PyJordan - The Docker system to run remote ML trainings.

A Dockerfile and Python binary system to execute some (complex) code :)

Varun Sai

9/24/20232 min read

PyJordan was the new internal feature which was the first major improvement to the machine learning platform. Read On.

In the early days of the platform, when a user wants to run his training code, the user should have to choose a flavor (A Docker image which contains the required libraries like NumPy, pandas, etc.). As you can guess, this gave rise to a lot of management of the said images. A single release would see around 20 - 30 individual images which had to be re-built.

Only after a short time, this was the top issue which needed solving.
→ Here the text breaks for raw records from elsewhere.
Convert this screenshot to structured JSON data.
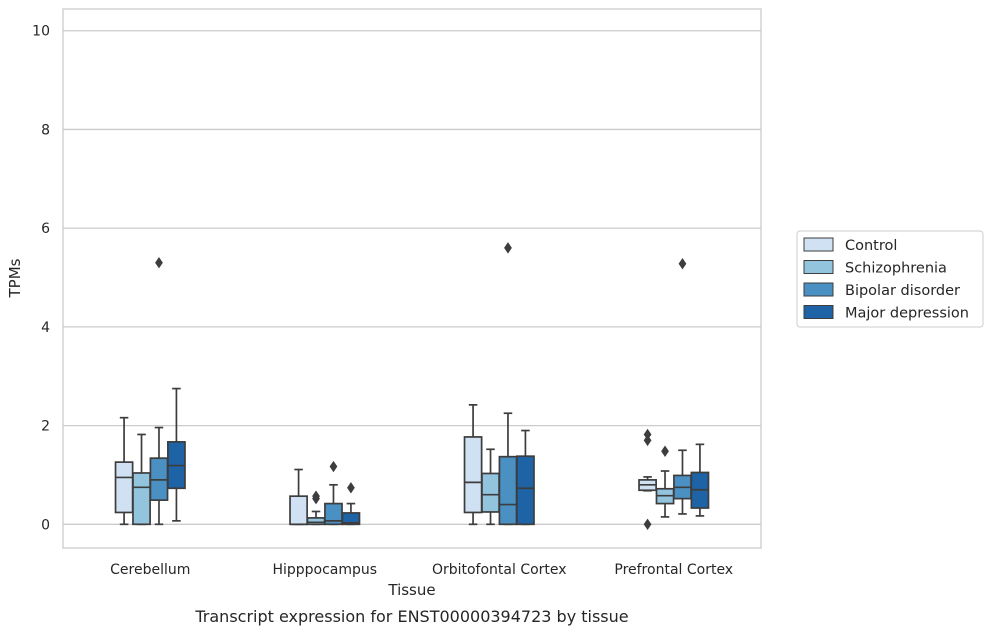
{
  "chart_data": {
    "type": "box",
    "title": "Transcript expression for ENST00000394723 by tissue",
    "xlabel": "Tissue",
    "ylabel": "TPMs",
    "ylim": [
      -0.48,
      10.44
    ],
    "yticks": [
      0,
      2,
      4,
      6,
      8,
      10
    ],
    "grid": "horizontal",
    "legend_position": "right",
    "categories": [
      "Cerebellum",
      "Hipppocampus",
      "Orbitofontal Cortex",
      "Prefrontal Cortex"
    ],
    "series": [
      {
        "name": "Control",
        "color": "#cfe1f2",
        "boxes": [
          {
            "whislo": 0.0,
            "q1": 0.24,
            "med": 0.95,
            "q3": 1.26,
            "whishi": 2.16,
            "fliers": []
          },
          {
            "whislo": 0.0,
            "q1": 0.0,
            "med": 0.0,
            "q3": 0.57,
            "whishi": 1.11,
            "fliers": []
          },
          {
            "whislo": 0.0,
            "q1": 0.24,
            "med": 0.85,
            "q3": 1.77,
            "whishi": 2.42,
            "fliers": []
          },
          {
            "whislo": 0.68,
            "q1": 0.69,
            "med": 0.8,
            "q3": 0.9,
            "whishi": 0.96,
            "fliers": [
              0.0,
              1.7,
              1.82
            ]
          }
        ]
      },
      {
        "name": "Schizophrenia",
        "color": "#93c4de",
        "boxes": [
          {
            "whislo": 0.0,
            "q1": 0.0,
            "med": 0.75,
            "q3": 1.04,
            "whishi": 1.82,
            "fliers": []
          },
          {
            "whislo": 0.0,
            "q1": 0.0,
            "med": 0.04,
            "q3": 0.13,
            "whishi": 0.26,
            "fliers": [
              0.52,
              0.57
            ]
          },
          {
            "whislo": 0.0,
            "q1": 0.25,
            "med": 0.6,
            "q3": 1.03,
            "whishi": 1.52,
            "fliers": []
          },
          {
            "whislo": 0.15,
            "q1": 0.42,
            "med": 0.58,
            "q3": 0.72,
            "whishi": 1.08,
            "fliers": [
              1.48
            ]
          }
        ]
      },
      {
        "name": "Bipolar disorder",
        "color": "#4a90c2",
        "boxes": [
          {
            "whislo": 0.0,
            "q1": 0.49,
            "med": 0.9,
            "q3": 1.34,
            "whishi": 1.96,
            "fliers": [
              5.3
            ]
          },
          {
            "whislo": 0.0,
            "q1": 0.0,
            "med": 0.07,
            "q3": 0.42,
            "whishi": 0.8,
            "fliers": [
              1.17
            ]
          },
          {
            "whislo": 0.0,
            "q1": 0.0,
            "med": 0.4,
            "q3": 1.37,
            "whishi": 2.25,
            "fliers": [
              5.6
            ]
          },
          {
            "whislo": 0.21,
            "q1": 0.52,
            "med": 0.75,
            "q3": 0.99,
            "whishi": 1.5,
            "fliers": [
              5.28
            ]
          }
        ]
      },
      {
        "name": "Major depression",
        "color": "#1d63a6",
        "boxes": [
          {
            "whislo": 0.07,
            "q1": 0.73,
            "med": 1.19,
            "q3": 1.67,
            "whishi": 2.75,
            "fliers": []
          },
          {
            "whislo": 0.0,
            "q1": 0.0,
            "med": 0.03,
            "q3": 0.23,
            "whishi": 0.42,
            "fliers": [
              0.74
            ]
          },
          {
            "whislo": 0.0,
            "q1": 0.0,
            "med": 0.73,
            "q3": 1.38,
            "whishi": 1.9,
            "fliers": []
          },
          {
            "whislo": 0.17,
            "q1": 0.33,
            "med": 0.7,
            "q3": 1.05,
            "whishi": 1.62,
            "fliers": []
          }
        ]
      }
    ]
  }
}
I was part of a team of 3 developers who initiated the effort to make this issue into something which could be re-usable, downloads code and libraries on the fly, does not need the user to know the inner workings of the platform and can incorporate new features just by adding code at one place. I think the concept of robust code re-usability must be important to every developer as so many features now rely on the robust, heavily integration tested and unit tested foundations of PyJordan.
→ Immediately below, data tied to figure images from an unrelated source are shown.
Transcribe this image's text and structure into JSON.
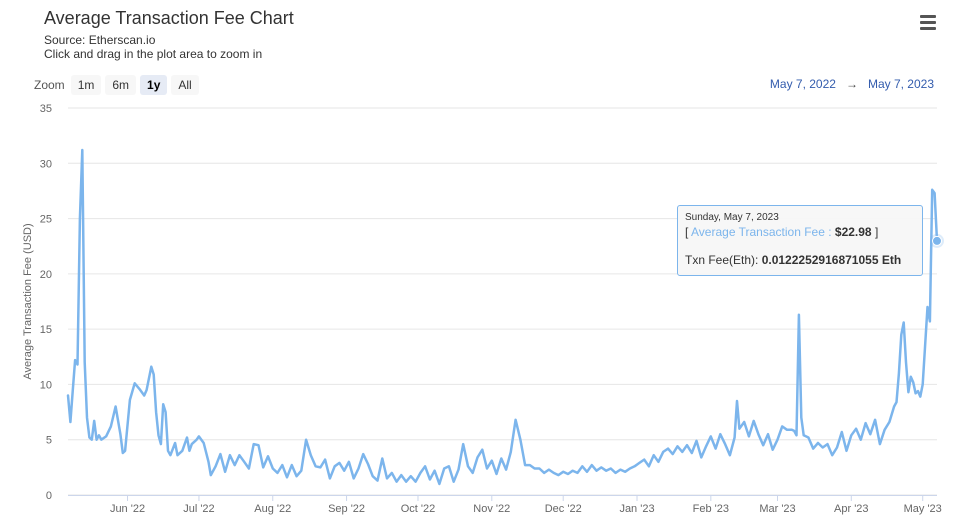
{
  "header": {
    "title": "Average Transaction Fee Chart",
    "source": "Source: Etherscan.io",
    "hint": "Click and drag in the plot area to zoom in"
  },
  "zoom": {
    "label": "Zoom",
    "buttons": [
      "1m",
      "6m",
      "1y",
      "All"
    ],
    "active": "1y"
  },
  "range": {
    "from": "May 7, 2022",
    "arrow": "→",
    "to": "May 7, 2023"
  },
  "tooltip": {
    "date": "Sunday, May 7, 2023",
    "bracket_open": "[",
    "series_label": "Average Transaction Fee :",
    "value": "$22.98",
    "bracket_close": "]",
    "eth_label": "Txn Fee(Eth):",
    "eth_value": "0.0122252916871055 Eth"
  },
  "colors": {
    "line": "#7cb5ec",
    "grid": "#e6e6e6",
    "axis_text": "#666666",
    "range_text": "#335cad"
  },
  "icons": {
    "menu": "hamburger-menu-icon"
  },
  "chart_data": {
    "type": "line",
    "title": "Average Transaction Fee Chart",
    "ylabel": "Average Transaction Fee (USD)",
    "xlabel": "",
    "ylim": [
      0,
      35
    ],
    "y_ticks": [
      "0",
      "5",
      "10",
      "15",
      "20",
      "25",
      "30",
      "35"
    ],
    "x_range": [
      "2022-05-07",
      "2023-05-07"
    ],
    "x_ticks": [
      {
        "label": "Jun '22",
        "date": "2022-06-01"
      },
      {
        "label": "Jul '22",
        "date": "2022-07-01"
      },
      {
        "label": "Aug '22",
        "date": "2022-08-01"
      },
      {
        "label": "Sep '22",
        "date": "2022-09-01"
      },
      {
        "label": "Oct '22",
        "date": "2022-10-01"
      },
      {
        "label": "Nov '22",
        "date": "2022-11-01"
      },
      {
        "label": "Dec '22",
        "date": "2022-12-01"
      },
      {
        "label": "Jan '23",
        "date": "2023-01-01"
      },
      {
        "label": "Feb '23",
        "date": "2023-02-01"
      },
      {
        "label": "Mar '23",
        "date": "2023-03-01"
      },
      {
        "label": "Apr '23",
        "date": "2023-04-01"
      },
      {
        "label": "May '23",
        "date": "2023-05-01"
      }
    ],
    "grid": true,
    "legend": "none",
    "series": [
      {
        "points": [
          [
            "2022-05-07",
            9.0
          ],
          [
            "2022-05-08",
            6.6
          ],
          [
            "2022-05-09",
            9.5
          ],
          [
            "2022-05-10",
            12.2
          ],
          [
            "2022-05-11",
            11.8
          ],
          [
            "2022-05-12",
            25.0
          ],
          [
            "2022-05-13",
            31.2
          ],
          [
            "2022-05-14",
            12.0
          ],
          [
            "2022-05-15",
            7.0
          ],
          [
            "2022-05-16",
            5.2
          ],
          [
            "2022-05-17",
            5.0
          ],
          [
            "2022-05-18",
            6.7
          ],
          [
            "2022-05-19",
            5.0
          ],
          [
            "2022-05-20",
            5.4
          ],
          [
            "2022-05-21",
            5.0
          ],
          [
            "2022-05-23",
            5.3
          ],
          [
            "2022-05-25",
            6.2
          ],
          [
            "2022-05-27",
            8.0
          ],
          [
            "2022-05-29",
            5.5
          ],
          [
            "2022-05-30",
            3.8
          ],
          [
            "2022-05-31",
            4.0
          ],
          [
            "2022-06-02",
            8.6
          ],
          [
            "2022-06-04",
            10.1
          ],
          [
            "2022-06-06",
            9.6
          ],
          [
            "2022-06-08",
            9.0
          ],
          [
            "2022-06-09",
            9.5
          ],
          [
            "2022-06-11",
            11.6
          ],
          [
            "2022-06-12",
            10.9
          ],
          [
            "2022-06-13",
            7.5
          ],
          [
            "2022-06-14",
            5.4
          ],
          [
            "2022-06-15",
            4.6
          ],
          [
            "2022-06-16",
            8.2
          ],
          [
            "2022-06-17",
            7.5
          ],
          [
            "2022-06-18",
            4.0
          ],
          [
            "2022-06-19",
            3.6
          ],
          [
            "2022-06-21",
            4.7
          ],
          [
            "2022-06-22",
            3.6
          ],
          [
            "2022-06-24",
            4.0
          ],
          [
            "2022-06-26",
            5.2
          ],
          [
            "2022-06-27",
            4.0
          ],
          [
            "2022-06-28",
            4.6
          ],
          [
            "2022-06-30",
            5.0
          ],
          [
            "2022-07-01",
            5.3
          ],
          [
            "2022-07-03",
            4.7
          ],
          [
            "2022-07-05",
            3.0
          ],
          [
            "2022-07-06",
            1.8
          ],
          [
            "2022-07-08",
            2.6
          ],
          [
            "2022-07-10",
            3.7
          ],
          [
            "2022-07-12",
            2.1
          ],
          [
            "2022-07-14",
            3.6
          ],
          [
            "2022-07-16",
            2.7
          ],
          [
            "2022-07-18",
            3.6
          ],
          [
            "2022-07-20",
            3.0
          ],
          [
            "2022-07-22",
            2.4
          ],
          [
            "2022-07-24",
            4.6
          ],
          [
            "2022-07-26",
            4.5
          ],
          [
            "2022-07-28",
            2.5
          ],
          [
            "2022-07-30",
            3.5
          ],
          [
            "2022-08-01",
            2.4
          ],
          [
            "2022-08-03",
            2.0
          ],
          [
            "2022-08-05",
            2.7
          ],
          [
            "2022-08-07",
            1.6
          ],
          [
            "2022-08-09",
            2.7
          ],
          [
            "2022-08-11",
            1.7
          ],
          [
            "2022-08-13",
            2.2
          ],
          [
            "2022-08-15",
            5.0
          ],
          [
            "2022-08-17",
            3.6
          ],
          [
            "2022-08-19",
            2.6
          ],
          [
            "2022-08-21",
            2.5
          ],
          [
            "2022-08-23",
            3.2
          ],
          [
            "2022-08-25",
            1.5
          ],
          [
            "2022-08-27",
            2.6
          ],
          [
            "2022-08-29",
            2.9
          ],
          [
            "2022-08-31",
            2.2
          ],
          [
            "2022-09-02",
            3.0
          ],
          [
            "2022-09-04",
            1.5
          ],
          [
            "2022-09-06",
            2.4
          ],
          [
            "2022-09-08",
            3.7
          ],
          [
            "2022-09-10",
            2.8
          ],
          [
            "2022-09-12",
            1.7
          ],
          [
            "2022-09-14",
            1.3
          ],
          [
            "2022-09-16",
            3.3
          ],
          [
            "2022-09-18",
            1.5
          ],
          [
            "2022-09-20",
            2.0
          ],
          [
            "2022-09-22",
            1.2
          ],
          [
            "2022-09-24",
            1.8
          ],
          [
            "2022-09-26",
            1.2
          ],
          [
            "2022-09-28",
            1.7
          ],
          [
            "2022-09-30",
            1.2
          ],
          [
            "2022-10-02",
            2.0
          ],
          [
            "2022-10-04",
            2.6
          ],
          [
            "2022-10-06",
            1.4
          ],
          [
            "2022-10-08",
            2.2
          ],
          [
            "2022-10-10",
            1.0
          ],
          [
            "2022-10-12",
            2.4
          ],
          [
            "2022-10-14",
            2.6
          ],
          [
            "2022-10-16",
            1.2
          ],
          [
            "2022-10-18",
            2.3
          ],
          [
            "2022-10-20",
            4.6
          ],
          [
            "2022-10-22",
            2.6
          ],
          [
            "2022-10-24",
            2.0
          ],
          [
            "2022-10-26",
            3.4
          ],
          [
            "2022-10-28",
            4.1
          ],
          [
            "2022-10-30",
            2.4
          ],
          [
            "2022-11-01",
            3.1
          ],
          [
            "2022-11-03",
            1.9
          ],
          [
            "2022-11-05",
            3.3
          ],
          [
            "2022-11-07",
            2.3
          ],
          [
            "2022-11-09",
            3.9
          ],
          [
            "2022-11-11",
            6.8
          ],
          [
            "2022-11-13",
            5.0
          ],
          [
            "2022-11-15",
            2.7
          ],
          [
            "2022-11-17",
            2.7
          ],
          [
            "2022-11-19",
            2.4
          ],
          [
            "2022-11-21",
            2.4
          ],
          [
            "2022-11-23",
            2.0
          ],
          [
            "2022-11-25",
            2.3
          ],
          [
            "2022-11-27",
            2.0
          ],
          [
            "2022-11-29",
            1.8
          ],
          [
            "2022-12-01",
            2.1
          ],
          [
            "2022-12-03",
            1.9
          ],
          [
            "2022-12-05",
            2.2
          ],
          [
            "2022-12-07",
            2.0
          ],
          [
            "2022-12-09",
            2.6
          ],
          [
            "2022-12-11",
            2.1
          ],
          [
            "2022-12-13",
            2.7
          ],
          [
            "2022-12-15",
            2.2
          ],
          [
            "2022-12-17",
            2.5
          ],
          [
            "2022-12-19",
            2.2
          ],
          [
            "2022-12-21",
            2.4
          ],
          [
            "2022-12-23",
            2.0
          ],
          [
            "2022-12-25",
            2.3
          ],
          [
            "2022-12-27",
            2.1
          ],
          [
            "2022-12-29",
            2.4
          ],
          [
            "2022-12-31",
            2.6
          ],
          [
            "2023-01-02",
            2.9
          ],
          [
            "2023-01-04",
            3.2
          ],
          [
            "2023-01-06",
            2.6
          ],
          [
            "2023-01-08",
            3.6
          ],
          [
            "2023-01-10",
            3.0
          ],
          [
            "2023-01-12",
            3.9
          ],
          [
            "2023-01-14",
            4.2
          ],
          [
            "2023-01-16",
            3.7
          ],
          [
            "2023-01-18",
            4.4
          ],
          [
            "2023-01-20",
            3.9
          ],
          [
            "2023-01-22",
            4.5
          ],
          [
            "2023-01-24",
            3.8
          ],
          [
            "2023-01-26",
            4.9
          ],
          [
            "2023-01-28",
            3.4
          ],
          [
            "2023-01-30",
            4.4
          ],
          [
            "2023-02-01",
            5.3
          ],
          [
            "2023-02-03",
            4.2
          ],
          [
            "2023-02-05",
            5.5
          ],
          [
            "2023-02-07",
            4.6
          ],
          [
            "2023-02-09",
            3.6
          ],
          [
            "2023-02-11",
            5.2
          ],
          [
            "2023-02-12",
            8.5
          ],
          [
            "2023-02-13",
            6.0
          ],
          [
            "2023-02-15",
            6.6
          ],
          [
            "2023-02-17",
            5.3
          ],
          [
            "2023-02-19",
            6.7
          ],
          [
            "2023-02-21",
            5.5
          ],
          [
            "2023-02-23",
            4.5
          ],
          [
            "2023-02-25",
            5.5
          ],
          [
            "2023-02-27",
            4.1
          ],
          [
            "2023-03-01",
            5.0
          ],
          [
            "2023-03-03",
            6.2
          ],
          [
            "2023-03-05",
            5.9
          ],
          [
            "2023-03-07",
            5.9
          ],
          [
            "2023-03-08",
            5.8
          ],
          [
            "2023-03-09",
            5.4
          ],
          [
            "2023-03-10",
            16.3
          ],
          [
            "2023-03-11",
            7.0
          ],
          [
            "2023-03-12",
            5.4
          ],
          [
            "2023-03-14",
            5.2
          ],
          [
            "2023-03-16",
            4.2
          ],
          [
            "2023-03-18",
            4.7
          ],
          [
            "2023-03-20",
            4.3
          ],
          [
            "2023-03-22",
            4.6
          ],
          [
            "2023-03-24",
            3.6
          ],
          [
            "2023-03-26",
            4.3
          ],
          [
            "2023-03-28",
            5.7
          ],
          [
            "2023-03-30",
            4.0
          ],
          [
            "2023-04-01",
            5.4
          ],
          [
            "2023-04-03",
            6.0
          ],
          [
            "2023-04-05",
            5.0
          ],
          [
            "2023-04-07",
            6.5
          ],
          [
            "2023-04-09",
            5.5
          ],
          [
            "2023-04-11",
            6.8
          ],
          [
            "2023-04-13",
            4.6
          ],
          [
            "2023-04-15",
            5.9
          ],
          [
            "2023-04-17",
            6.6
          ],
          [
            "2023-04-19",
            8.0
          ],
          [
            "2023-04-20",
            8.4
          ],
          [
            "2023-04-21",
            11.0
          ],
          [
            "2023-04-22",
            14.5
          ],
          [
            "2023-04-23",
            15.6
          ],
          [
            "2023-04-24",
            12.0
          ],
          [
            "2023-04-25",
            9.3
          ],
          [
            "2023-04-26",
            10.7
          ],
          [
            "2023-04-27",
            10.2
          ],
          [
            "2023-04-28",
            9.2
          ],
          [
            "2023-04-29",
            9.4
          ],
          [
            "2023-04-30",
            8.9
          ],
          [
            "2023-05-01",
            10.0
          ],
          [
            "2023-05-02",
            13.5
          ],
          [
            "2023-05-03",
            17.0
          ],
          [
            "2023-05-04",
            15.7
          ],
          [
            "2023-05-05",
            27.6
          ],
          [
            "2023-05-06",
            27.3
          ],
          [
            "2023-05-07",
            22.98
          ]
        ]
      }
    ]
  }
}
This was done by boiling down all these exclusive Docker images with mostly similar libraries to one, cohesive Docker image. So it was the point of development. A Docker image was built which fundamentally does the following: Start a Django server, download all of the user's training code, download all the required libraries mentioned in said code, download all the training data from a remote location (Can be an AWS S3 bucket or HIVE), run the training code, upload the resulting ML model to another remote location configured by the user.

This solved a lot of problems. The user need not care about which "Flavor" to use and can simply submit their request with only minimum amount of data the user should care about. The Image could dynamically start up a Django server and execute all the code programmatically and also upload the model to the desired location of the user.

When a feature request came in which was to upload the logs file to a location, this was done very quickly. The dynamic nature of PyJordan allowed this feature to be deployed only through a couple of lines code. A future feature was also incorporated very quickly which was to track and send model rubrics like training time and error rate as the training went on. This feature fundamentally changed how the platform worked and developed features in the future.

Time taken from whiteboarding to production - 5- 6 Sprints.

Tech stack used: Python, Docker, Django, Python Shiv.

Thank you for reading till the end, here is a cookie :)